Domestic and international consequences
The meaning of taking these steps is clear: intensification of domestic repression, public executions, and hangings, and looting more the poor and deprived people. On the international front, the regime will follow the policy of contraction, which is exemplified by its violation of nuclear obligations, threatening to leave the NPT, and returning to pre-JCPOA stage to further pursue the dream of obtaining nuclear bombs.
In tandem, the regime is expected to further escalate its terrorist activities and the spread of fundamentalism in the Middle East, as opposed to toning down its intervention and helping promote peace and stability in the region.
To be clear, the appointment of Ghalibaf as Speaker of Majlis has not changed the nature of the regime. This is a regime that has always seen its survival in sowing the seeds of chaos and strife beyond its borders. But with Ghalibaf heading the legislative branch, there’s no longer any need for the regime to put up pretenses of supporting peace and security in neighboring countries or endorsing a nuclear-weapons-free world.
Contraction, a sign of weakness
Supreme Leader Ali Khamenei
One should know that undertaking the police of contraction by a dictatorship is a sign of its weakness and this fact is quite clear about the clerical regime. Khamenei is facing a powder keg situation in the Iranian society. The trends show that Iran is bound for more public outbursts against the regime.
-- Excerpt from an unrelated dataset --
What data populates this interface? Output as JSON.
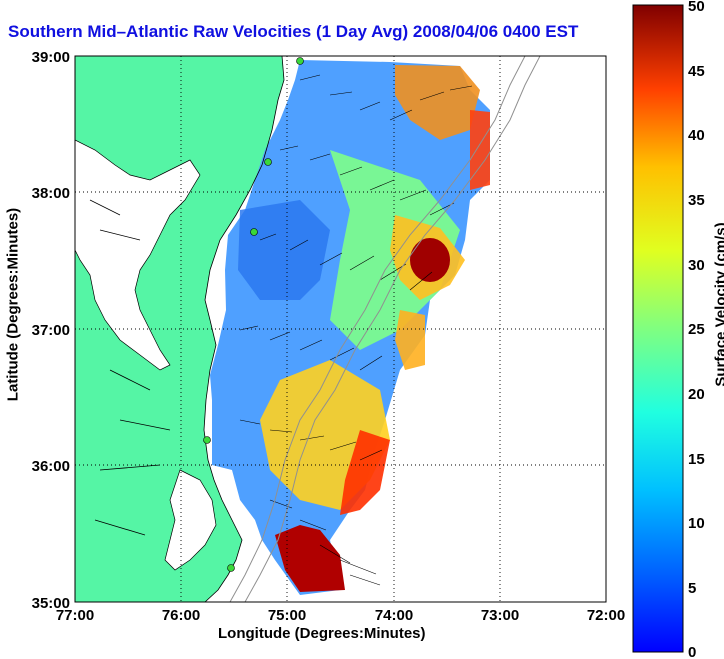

Naturally, as the regime has neither the capacity nor the will the respond to the people’s needs, its only choice is to move toward contraction and more domestic suppression.
This is why Khamenei insisted in his recent speech that his solution is to form a “young and hezbollahi” government.
The November 2019 nationwide uprising followed by another round of intense protests in January, the death of his terror mastermind in January, and the downing of a Ukrainian passenger jet by IRGC missiles are just some of the developments that have Khamenei worried about the future of his regime.
Perhaps even more concerning is the coronavirus crisis and its spread across the country and the death of at least tens of thousands as a result of government mismanagement have added to Khamenei’s problems. Khamenei and regime president Hassan Rouhani initially tried to use the coronavirus crisis as a tool to further consolidate the regime’s power and to overshadow its crises. But their plan has clearly failed, which is evident in the growing number of social protests.
Suppression, a sign of deadlock
A sudden increase of gasoline prices triggered mass protests across Iran in November 2019
With the appointment of Ghalibaf as Majlis Speaker, Khamenei has once again proven that he sees his only solution in intensifying domestic repression. But since the society is facing poverty, economic, social, and political problems, more repression will not help the regime. On the contrary, this policy threatens to increase internal clashes between different regime factions and weaken the entire establishment.
Further making things complicated for the regime is the growing support for the Iranian Resistance, the People’s Mojahedin Organization of Iran (PMOI/MEK) and the National Council of Resistance of Iran (NCRI), the organized and democratic alternative that is rising socially, internally and internationally and accelerating all developments in the direction of overthrowing the regime.
History has repeatedly shown that the will of the people will overcome tyranny and dictatorship. Today the will and desire of the Iranian people are represented in the Iranian Resistance Units and defiant youth who are determined to end Khamenei’s and mullahs’ religious dictatorship rule. This is a fate the mullahs’ regime can’t escape from regardless of who is heading its government branches.